Si la décision est mise en œuvre, l'accès à de fortes devises étrangères et aux réseaux commerciaux mondiaux de la République islamique sera gravement limité.
Les ÉAU sont depuis longtemps la "porte d'entrée" financière et commerciale la plus importante de l'Iran dans la région, par conséquent, un gel des avoirs d'Abu Dhabi serait un coup dur porté à l'économie déjà épuisée de Téhéran.
La source du WSJ a mentionné que des responsables des ÉAU avaient secrètement informé la partie iranienne de la possibilité d'appliquer ces mesures. Ceci est considéré comme un avertissement coûteux dans le contexte de l'escalade vertigineuse du conflit entre les États-Unis, Israël et l'Iran au Moyen-Orient.

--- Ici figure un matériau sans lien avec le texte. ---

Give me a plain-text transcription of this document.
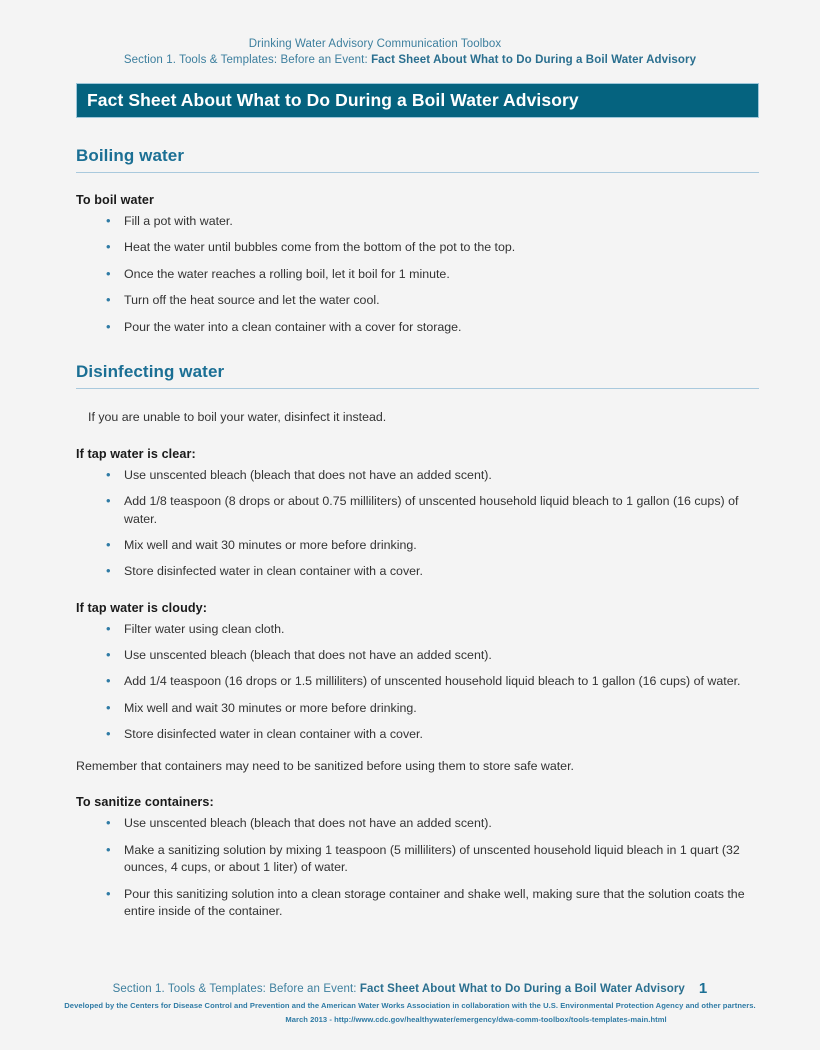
Drinking Water Advisory Communication Toolbox
Section 1. Tools & Templates: Before an Event: Fact Sheet About What to Do During a Boil Water Advisory
Fact Sheet About What to Do During a Boil Water Advisory
Boiling water
To boil water
• Fill a pot with water.
• Heat the water until bubbles come from the bottom of the pot to the top.
• Once the water reaches a rolling boil, let it boil for 1 minute.
• Turn off the heat source and let the water cool.
• Pour the water into a clean container with a cover for storage.
Disinfecting water

If you are unable to boil your water, disinfect it instead.

If tap water is clear:
• Use unscented bleach (bleach that does not have an added scent).
• Add 1/8 teaspoon (8 drops or about 0.75 milliliters) of unscented household liquid bleach to 1 gallon (16 cups) of water.
• Mix well and wait 30 minutes or more before drinking.
• Store disinfected water in clean container with a cover.
If tap water is cloudy:
• Filter water using clean cloth.
• Use unscented bleach (bleach that does not have an added scent).
• Add 1/4 teaspoon (16 drops or 1.5 milliliters) of unscented household liquid bleach to 1 gallon (16 cups) of water.
• Mix well and wait 30 minutes or more before drinking.
• Store disinfected water in clean container with a cover.

Remember that containers may need to be sanitized before using them to store safe water.

To sanitize containers:
• Use unscented bleach (bleach that does not have an added scent).
• Make a sanitizing solution by mixing 1 teaspoon (5 milliliters) of unscented household liquid bleach in 1 quart (32 ounces, 4 cups, or about 1 liter) of water.
• Pour this sanitizing solution into a clean storage container and shake well, making sure that the solution coats the entire inside of the container.
Section 1. Tools & Templates: Before an Event: Fact Sheet About What to Do During a Boil Water Advisory 1
Developed by the Centers for Disease Control and Prevention and the American Water Works Association in collaboration with the U.S. Environmental Protection Agency and other partners.
March 2013 - http://www.cdc.gov/healthywater/emergency/dwa-comm-toolbox/tools-templates-main.html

Les analystes estiment que si les actifs iraniens dans les centres financiers tels que Dubaï sont gelés, les activités d'import-export et les transactions de change de Téhéran seront presque paralysées. Cela non seulement poussera l'inflation en Iran à un niveau incontrôlable, mais affaiblira également la capacité de financer les opérations militaires du pays.
Actuellement, le gouvernement iranien n'a pas encore répondu officiellement aux informations ci-dessus, mais les marchés financiers régionaux suivent de près chaque mouvement d'Abu Dhabi, considéré comme un "ballon" de la stabilité économique de toute la région du Golfe.
La rupture dans les relations économiques entre les ÉAU et l'Iran marque un tournant géopolitique important. Elle montre que le cercle de sanctions autour de Téhéran se referme à partir des pays voisins eux-mêmes, et non seulement à partir de l'Occident.
Si le gel des avoirs entre officiellement en vigueur, la carte commerciale du Moyen-Orient devra être redessinée, et l'Iran se retrouvera dans une situation d'isolement financier sans précédent dans l'histoire moderne.